De fait, l’alternative ne peut émaner des corrompus, des populistes, de la grande famille Tetkale du régime de Martelly, ni non plus de l’oligarchie corrompue qui a accouché de cette violence systémique. Ce mouvement de résistance doit poser les véritables enjeux sociaux, politiques et économiques. Haïti doit rompre aussi avec le schéma du capitalisme humanitaire dans lequel on veut nous réduire, on doit embrasser le modernisme du progrès à travers la production de richesses, la création d’opportunités pour tous et la formation d’une économie de prospérité partagée.

Aujourd’hui, le 7 février 2024, 38 ans après la fin de la dictature des Duvalier, la présence du Docteur Ariel Henry à la tête du pays avec la complicité de l’international est la pire situation que connaît le pays dans son histoire.
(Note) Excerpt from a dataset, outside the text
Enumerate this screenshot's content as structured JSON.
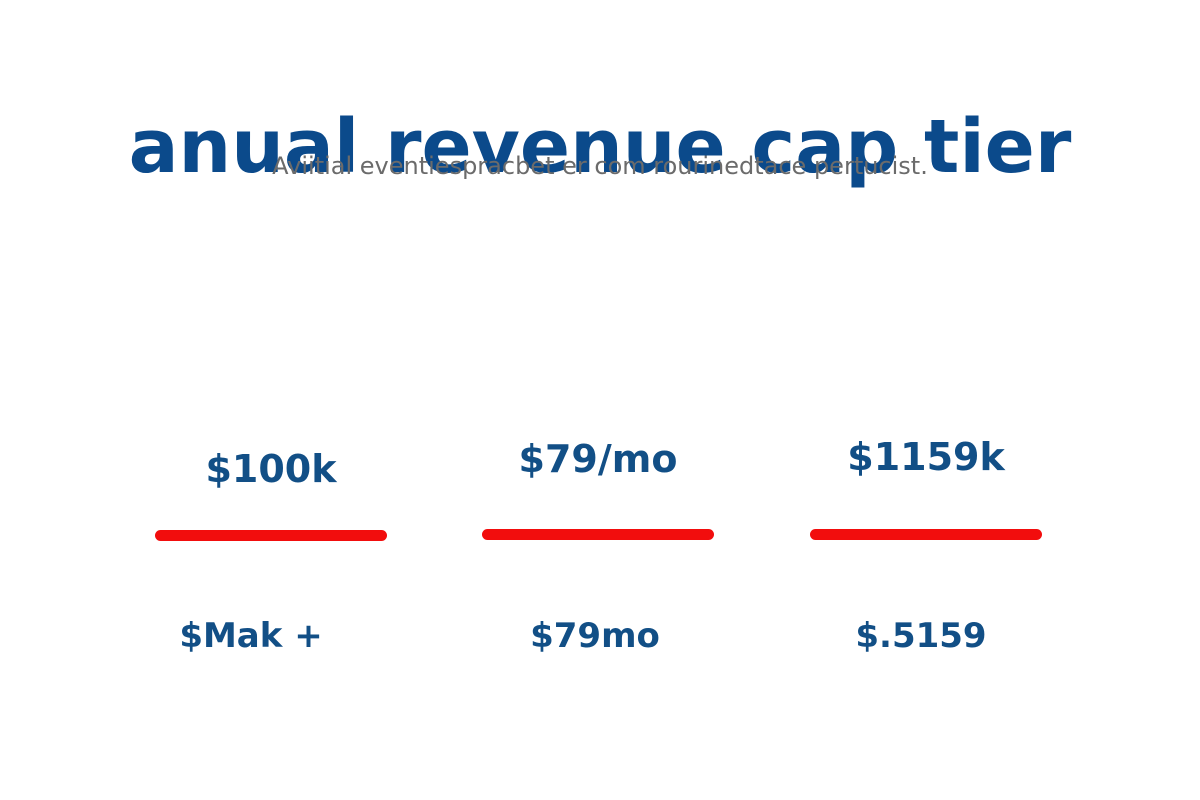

Le défi qui nous est imposé consiste à aller au-delà de la personnalité individuelle du 1er Ministre Ariel Henry comme nous avions l’habitude de le faire. Mais de toute façon, pour que cesse la violence dans les quartiers, pour que des officiels cessent de financer les gangs, pour que le sourire revienne sur les joues de nos enfants, pour que nos filles ne soient plus l’objet de viols quotidiens dans les zones à risques, pour que la paix revienne dans les familles, pour que les déplacés puissent retrouver leurs toits, pour que cesse l’ingérence outrancière des diplomates étrangers en Haïti… pour qu’enfin vive la nation haïtienne, Ariel Henri doit partir.